Descobriu-se um verdadeiro caos.
Muitos
não querem ESCUTAR as técnicas dos nadadores e/ou remadores profissionais.
Ignoram e assumem o discurso daquele que consideram o seu líder. Seria ele e
você um defensor do projeto da "Arca"? Pois, parece que assumem a
Pandemia como uma enchente previsível. Não é, infelizmente.
Importante
assumir que estamos todos no mesmo nado, no rio da Pandemia. Claro, nem todos.

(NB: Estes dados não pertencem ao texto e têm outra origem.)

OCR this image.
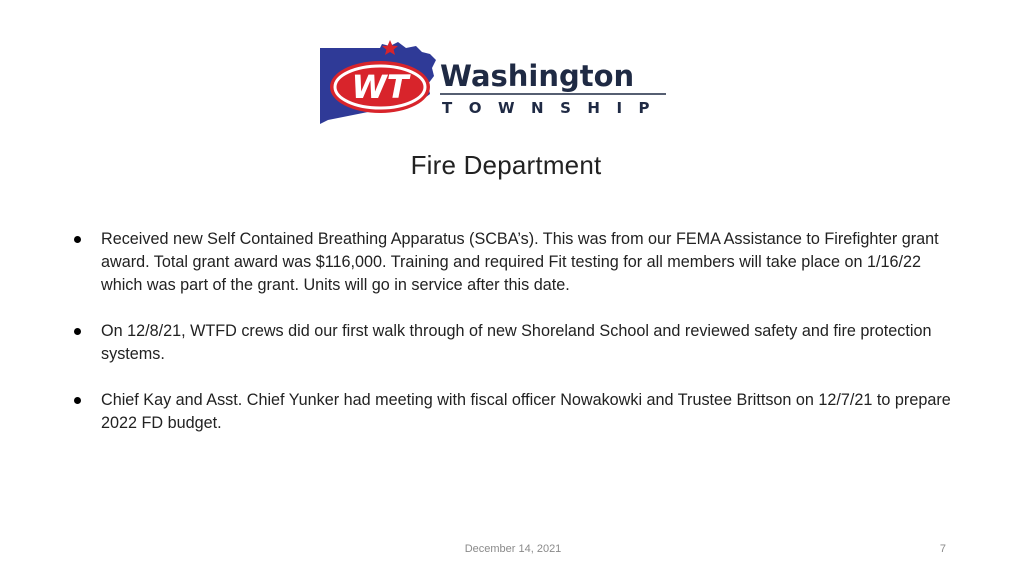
WT Washington
TOWNSHIP
Fire Department
Received new Self Contained Breathing Apparatus (SCBA’s). This was from our FEMA Assistance to Firefighter grant award. Total grant award was $116,000. Training and required Fit testing for all members will take place on 1/16/22 which was part of the grant. Units will go in service after this date.
On 12/8/21, WTFD crews did our first walk through of new Shoreland School and reviewed safety and fire protection systems.
Chief Kay and Asst. Chief Yunker had meeting with fiscal officer Nowakowki and Trustee Brittson on 12/7/21 to prepare 2022 FD budget.
December 14, 2021	7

Lembre daqueles que estão na lista da tal Arca. Não parece ser ninguém da minha
e da sua família.
Ao
irmos para a rua, nos transformamos em nuvens. Ampliamos de forma exponencial o
potencial da enchente. Existe um aumento diário do volume de contaminados, como
forma de registro do crescimento da força da correnteza, o que representa o
aumento exponencial das mortes.
Nesse
cenário caótico de chegada ao mar ou oceano, não existe como socorrer todos,
por falta de recursos materiais e pessoas. Por isso, o nado precisa ser sincronizado,
em tempo de ficarmos no leito do rio, onde ainda temos espaço e os recursos
disponíveis.
Observo
que a temporada das chuvas só está no início, alimentada pelas nuvens de
transmissores. Afinal, perdemos a paciência com a tal "enchente", não
é mesmo? Para piorar, tem o governo que joga palavras que, como o vento,
impulsiona as nuvens e é contra os nadadores e navegadores profissionais. Esses
profissionais que, com conhecimento técnico e científico, nos auxiliam, ensinam
a nadar e construir embarcações confiáveis.
Temos
somente uma única alternativa para atravessar esse Rio. Precisamos nadar, remar
e/ou constituir embarcações com competência, com calma, e respirar e usar
técnicas da Ciência, se quisermos chegar vivos ao outro lado desse Rio. Não
deixe que essa permanente enchente, com sua correnteza, nos conduza juntos para
o oceano.
Nossa
missão deve ser não deixar perder ninguém. Nadar de forma muito atenta e, se
possível, ESCUTAR os pedidos de socorro a nossa volta. Mudar de rota, quando necessário,
sob a orientação da Ciência. Se possível, construirmos canoas, barcos e/ou
outras formas de navegação com os materiais que temos. Precisamos fazer isso no
meio da correnteza. Um grande desafio. Tenho certeza que gastar todo nosso
material com a "Arca" não é a solução. Ela é muito limitada.
Seguimos,
pois o leito desse rio já é muito grande e aumentará com a movimentação das
nuvens. Ainda não visualizo a margem do
outro lado. Observo e muito, voluntários, universidades, instituições, bons
líderes comunitários, equipes de saúde e cientistas que nos ensinam, auxiliam a
nadar e a construir embarcações confiáveis no meio desse processo de travessia
de uma grande enchente do rio. Não é o rio Buricá, das minhas lembranças. É
outro, com dimensões assustadoras.
Seguimos,
pois se ainda não alcançamos a margem, temos a boa notícia de que ela existe. E
lembre-se de minha época de criança. Evitem expor nossas crianças aos cortejos
fúnebres, como aquele que eu vi sobre as águas de uma enchente. As crianças e
os adultos não precisam dessas lembranças.